Guest Blogger: Karen Healey, on Being Nice to Your Characters
While I was writing my new young adult novel, When We Wake, I decided I’d better do
something nice for the main character, Tegan Oglietti.
I mean, I was shooting the poor girl dead on the happiest day of her life. Then I was reviving her a hundred years later, in 2128, when she would discover a very different Melbourne, Australia, than the one in which she’d first lived. As the first successful cryonic revival, Tegan was going to be celebrated and reviled, an instant celebrity everyone wanted to use for their own purposes.
To make it up to her, I thought I’d better give Tegan some shiny new toys.
It turns out that when you’re writing about technology in the future, it pays to think about your past. Like many keen readers, I have to have a book within easy access at all times. If I’m getting near the end of that book, I have to have two. If I’m on an international flight or a long bus ride, I have to have three, possibly more. Since I don’t drive, all those books used to make a happy home in my shoulder bag.
Getting an e-reader was unexpectedly great for my posture.
Suddenly, all that weight on my right shoulder disappeared. I had more books immediately at hand than would ever have been possible in paper form, and yet I was carrying something that was lighter than any one of them.
Unfortunately, as a working writer, I still had this laptop to lug around. Tablets are great, and my phone will do in a pinch, but the problem is that tablet and phone screens aren’t big enough for all the things I want to be doing simultaneously. What if I could carry something that could be both small and big enough for me?

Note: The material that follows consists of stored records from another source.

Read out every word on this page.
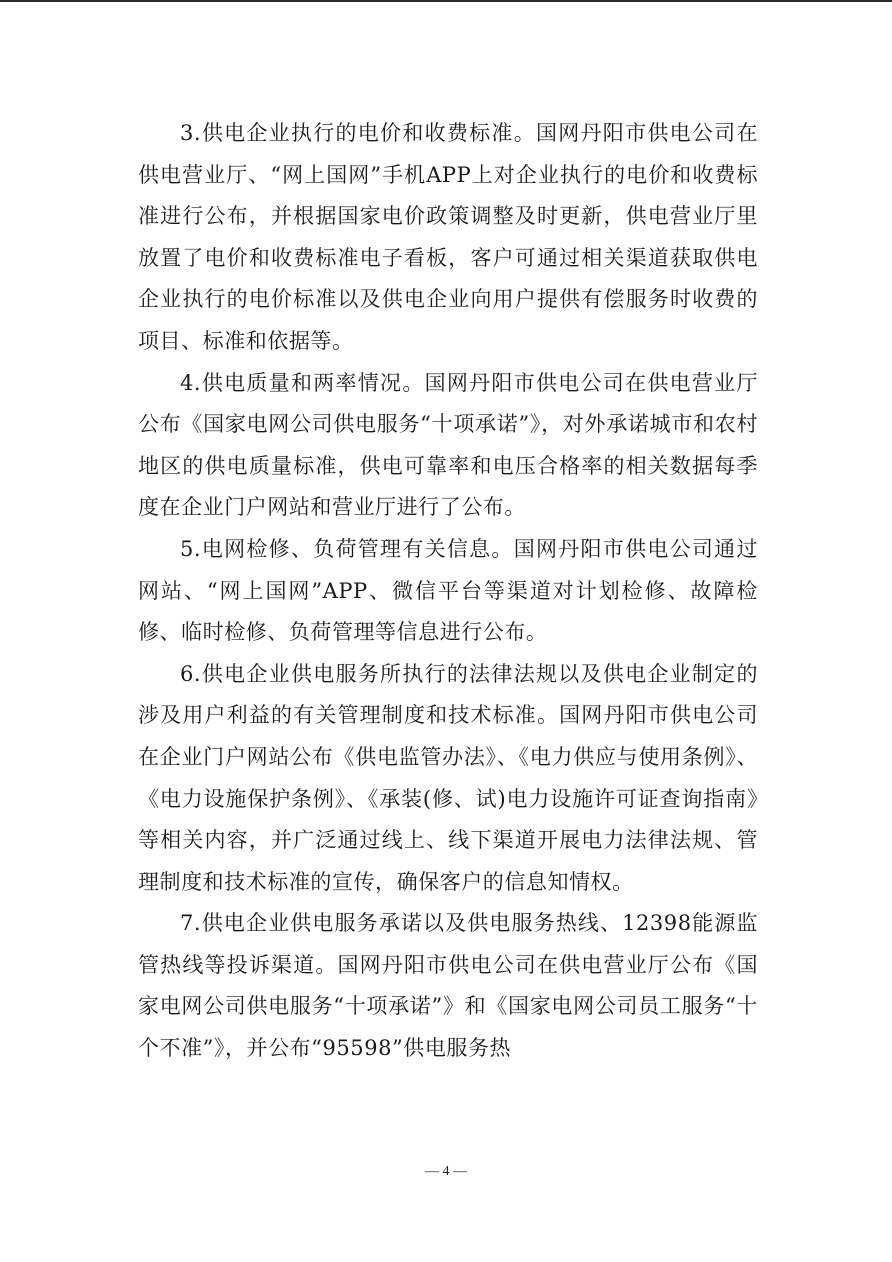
3.供电企业执行的电价和收费标准。国网丹阳市供电公司在供电营业厅、“网上国网”手机APP上对企业执行的电价和收费标准进行公布，并根据国家电价政策调整及时更新，供电营业厅里放置了电价和收费标准电子看板，客户可通过相关渠道获取供电企业执行的电价标准以及供电企业向用户提供有偿服务时收费的项目、标准和依据等。

4.供电质量和两率情况。国网丹阳市供电公司在供电营业厅公布《国家电网公司供电服务“十项承诺”》，对外承诺城市和农村地区的供电质量标准，供电可靠率和电压合格率的相关数据每季度在企业门户网站和营业厅进行了公布。

5.电网检修、负荷管理有关信息。国网丹阳市供电公司通过网站、“网上国网”APP、微信平台等渠道对计划检修、故障检修、临时检修、负荷管理等信息进行公布。

6.供电企业供电服务所执行的法律法规以及供电企业制定的涉及用户利益的有关管理制度和技术标准。国网丹阳市供电公司在企业门户网站公布《供电监管办法》、《电力供应与使用条例》、《电力设施保护条例》、《承装(修、试)电力设施许可证查询指南》等相关内容，并广泛通过线上、线下渠道开展电力法律法规、管理制度和技术标准的宣传，确保客户的信息知情权。

7.供电企业供电服务承诺以及供电服务热线、12398能源监管热线等投诉渠道。国网丹阳市供电公司在供电营业厅公布《国家电网公司供电服务“十项承诺”》和《国家电网公司员工服务“十个不准”》，并公布“95598”供电服务热

— 4 —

What if I could take the edges of a very little computer and stretch it out to be as big as I wanted? Like a piece of Plasticine that was all shiny screen—but I could tell parts of it to be a keyboard or a notepad, and it would obey. It would go rigid if I wanted rigid, or pliable if I wanted some give in it. Then I could hold it like a foldable storybook while I read to my students, or hang it from the range hood so that I could check the recipe while I cooked. And when I was done, I could take the edges of my very light computer and push it back down.
It would be so great for my back!
Ooh! And what if I could just roll my stretchy computer into a tight ball and toss it into my bag? No more heart attacks from setting my laptop case down a little too hard! What if my computer could suck up power from the sun? No more embarrassing power losses midpresentation, with the power adapter far, far away!
How about this: I use my phone’s lit-up screen as a flashlight all the time—usually to find my blasted keys in the depths of my shoulder bag. What if, on my new flexible, stretchable computer, I could wrap that glow around my shoulders like a shawl, and have light and my hands free? Safety feature!
Oh, and what if I could use my new computer to discover a vast conspiracy directly related to my cryonic revival? What if I could use it to record evidence of the nefarious plans the future Australian government had for other frozen sleepers—evidence people would kill to hide?
Wait, that’s not me. That’s Tegan.
I put her through a lot. In my defense, however, I did give her a really shiny new computer.